FIG. 9. Planta das cetárias e armazéns da Quinta de Marim, em Olhão (segundo SILVA et al., 1992).

Tanto Estácio como Leite de Vasconcelos reportaram achados em Cacela, junto à Fortaleza e Igreja: três tanques forrados a opus signinum (K1) e mal preservados. Desta possível fábrica conhece-se um muro em alvenaria conservando a base e o pavimento de opus signinum sob depósito de telhas romanas e modernas. A erosão costeira e a destruição humana fizeram desaparecer os tanques. Mesquita de Figueiredo, no início  do século XX, afirmava serem quatro e mais alguns destruídos na praia (FIGUEIREDO, 1906, pp. 118-119). Não é seguro que se trate de uma unidade distinta da da Quinta do Muro (K2) ou de uma única fábrica, que, a confirmar-se, teria dimensões consideráveis.

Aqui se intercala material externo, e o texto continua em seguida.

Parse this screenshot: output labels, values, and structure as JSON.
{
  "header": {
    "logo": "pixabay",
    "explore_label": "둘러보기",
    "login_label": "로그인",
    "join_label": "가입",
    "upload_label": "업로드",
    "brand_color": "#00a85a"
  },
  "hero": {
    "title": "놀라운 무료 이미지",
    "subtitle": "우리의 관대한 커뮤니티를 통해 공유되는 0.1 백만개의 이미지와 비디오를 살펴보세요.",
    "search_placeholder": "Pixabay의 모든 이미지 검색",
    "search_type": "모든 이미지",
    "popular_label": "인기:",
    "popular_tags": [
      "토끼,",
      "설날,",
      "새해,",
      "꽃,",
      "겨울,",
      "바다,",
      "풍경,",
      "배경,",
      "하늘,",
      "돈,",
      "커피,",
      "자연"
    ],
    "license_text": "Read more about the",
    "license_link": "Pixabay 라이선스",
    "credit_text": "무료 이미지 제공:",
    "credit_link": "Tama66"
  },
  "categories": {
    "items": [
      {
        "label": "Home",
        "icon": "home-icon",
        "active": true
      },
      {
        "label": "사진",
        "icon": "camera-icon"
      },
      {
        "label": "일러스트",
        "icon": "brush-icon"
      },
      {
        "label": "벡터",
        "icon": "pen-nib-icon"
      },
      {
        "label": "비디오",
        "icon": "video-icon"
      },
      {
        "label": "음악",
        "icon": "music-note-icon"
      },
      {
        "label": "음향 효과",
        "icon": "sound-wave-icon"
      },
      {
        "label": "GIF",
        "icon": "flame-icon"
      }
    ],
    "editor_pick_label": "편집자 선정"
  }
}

Fabião considera que a atividade produtiva concentra-se nos sécs. I-II, contrariamente à grande maioria dos sítios análogos da Lusitania, cujo momento áureo da produção é o século III. Mas, o aparecimento de uma moeda do séc. IV pode indiciar um período de funcionamento mais amplo (GARCÍA, 2003).
Em 1965, uma reportagem do Diário de Notícias dava a conhecer a descoberta de um complexo de tanques na zona intertidal da Praia Verde, após forte ação erosiva das marés-vivas (L1). Deste conjunto faziam parte restos ictiológicos, humanos, muros com revestimento de opus signinum e muros de tijolo com estuque pintado numa das faces, cuja decoração é geométrica, a azul, preto, vermelho e amarelo. Edmondson localiza um forno e cetárias (L2) em São Bartolomeu de Castro Marim (EDMONDSON, 1987, p.  262). A presença de cerâmica tardia e ânforas datam a primeira fase da ocupação dos sécs. III-IV e, num segundo momento, da Alta Idade Média. Realce-se a referência a um forno de ânforas e a cerâmicas e estruturas revestidas a opus signinum identificadas nas prospeções de 1994.

 

3. Capacidade produtiva e outras leituras possíveis (Fig. 10)

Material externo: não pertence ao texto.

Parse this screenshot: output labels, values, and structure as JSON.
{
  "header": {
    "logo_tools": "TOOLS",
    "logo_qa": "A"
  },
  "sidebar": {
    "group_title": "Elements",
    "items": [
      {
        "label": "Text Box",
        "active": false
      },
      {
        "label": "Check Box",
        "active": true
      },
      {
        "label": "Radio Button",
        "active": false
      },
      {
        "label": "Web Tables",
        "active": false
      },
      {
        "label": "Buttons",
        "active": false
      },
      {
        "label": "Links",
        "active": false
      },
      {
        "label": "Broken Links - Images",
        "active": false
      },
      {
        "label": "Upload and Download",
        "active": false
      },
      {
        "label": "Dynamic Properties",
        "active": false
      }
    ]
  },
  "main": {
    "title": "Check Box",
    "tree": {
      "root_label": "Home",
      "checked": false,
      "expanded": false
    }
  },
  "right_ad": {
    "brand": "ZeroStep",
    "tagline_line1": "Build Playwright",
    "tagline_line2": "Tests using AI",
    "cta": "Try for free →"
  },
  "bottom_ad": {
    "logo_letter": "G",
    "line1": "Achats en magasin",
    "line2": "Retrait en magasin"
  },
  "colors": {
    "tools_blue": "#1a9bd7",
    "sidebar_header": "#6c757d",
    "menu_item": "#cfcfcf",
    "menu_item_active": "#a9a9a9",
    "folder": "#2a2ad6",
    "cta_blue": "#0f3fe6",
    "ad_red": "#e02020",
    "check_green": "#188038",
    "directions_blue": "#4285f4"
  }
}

A quantificação da capacidade produtiva das cetárias registadas pela arqueologia aquando do seu uso original permite compreender a evolução da indústria das conservas salgadas.

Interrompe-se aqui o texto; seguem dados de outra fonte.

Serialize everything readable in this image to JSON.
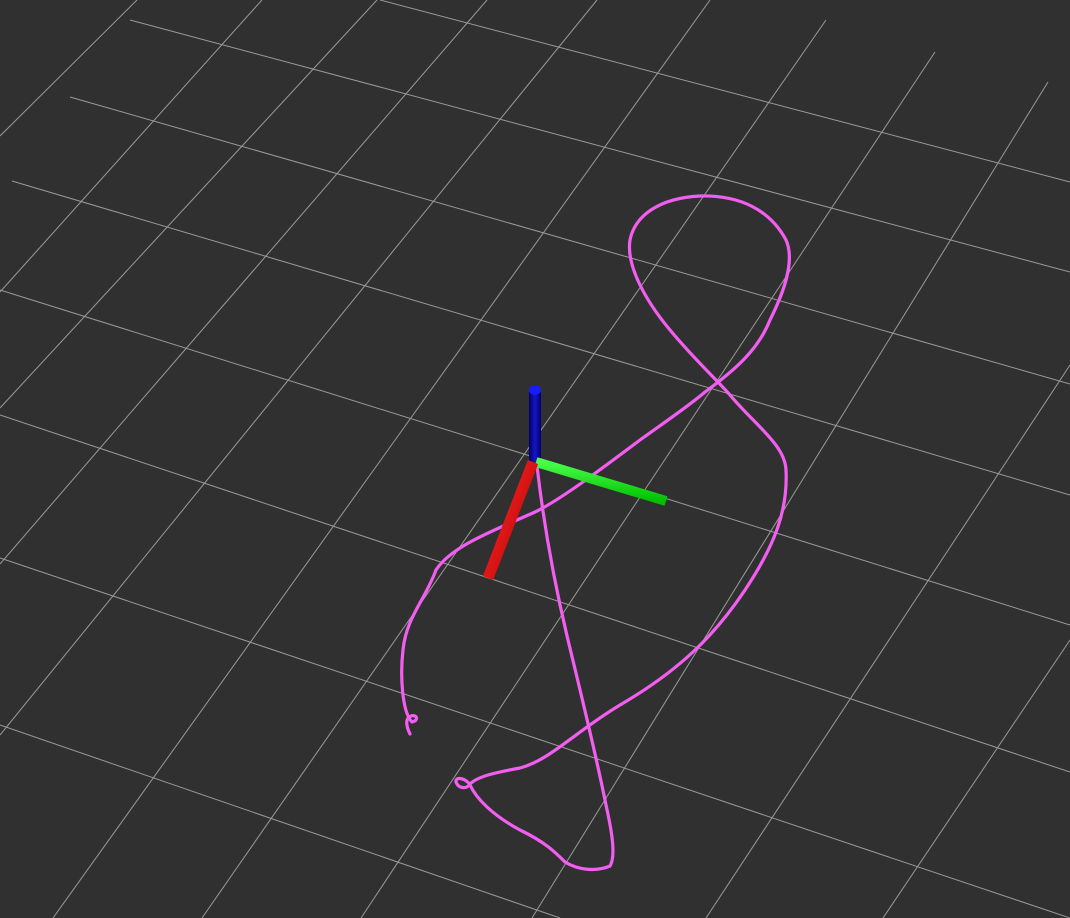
{
  "viewport": {
    "background_color": "#303030",
    "grid": {
      "visible": true,
      "line_color": "#9a9a9a"
    },
    "trajectory": {
      "color": "#f25ff0"
    },
    "axes": {
      "x_axis_color": "#ff0000",
      "y_axis_color": "#00ff00",
      "z_axis_color": "#0000b4"
    }
  }
}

A implantação das fábricas de salgas com tanques construídos e organizados em espaços próprios está diretamente relacionada com o desenvolvimento dos mercados que, por sua vez, davam resposta a uma ele vada procura pela vasta gama de conservas (WILSON, 2006). Com base nos volumes e cronologias de funcionamento das cetariae algarvias é possível inferir que:

– a quantificação produtiva permitida pelos tanques conservados acentua a ideia já avançada, que as fábricas com maior capacidade de produção, isto é, superior a 30m3, só têm sido registadas em cinco latitudes: Britania, Baetica, Lusitania, nas costas norte-africanas e Mar Negro. Há uma razão óbvia: estas são as principais zonas de migração de cardumes de sardinha, atum e outros perciformes usados nas conservas;

– apesar da grande capacidade produtivamalgarvia e de algumas das suas fábricas, concretamente Boca do Rio, Senhora da Luz e Lagos, o conjunto de cetárias de Tróia excede, paralelamente ao de Plomar’ch 2 (Douarnenez), qualquer unidade conserveira em toda a geografia do império;

– muitos dos complexos parecem apresentar produção especializada, atestada que está a presença de tanques pequenos, médios e grandes em simultâneo. Os maiores, as salgadeiras, estavam presentes em todas as unidades industriais, podendo-se falar numa produção especializada quando as mais reduzidas abundam, o que acontece na fábrica da Senhora da Luz, onde os três núcleos escavados têm 11 tanques num total de 16, com comprimentos e larguras inferiores a 1,50m ou que ultrapassam ligeiramente esse valor, mas nunca os 2m;

– as profundidades dos tanques do Algarve variam entre 1,50m e 2m e os maiores são os mais fundos;

– as dificuldades neste tipo de exercício continuam a ser evidentes. O problema que Wilson identifica no seu estudo é o mesmo  dos sítios algarvios: sobre muitos deles a única informação que existe é a do aparecimento das cetárias com base em relatos pouco expeditos de finais do séc. XIX a inícios do séc. XX, e, nos casos em que há registos arqueológicos, não é certo conhecer-se a quantidade e dimensão dos tanques.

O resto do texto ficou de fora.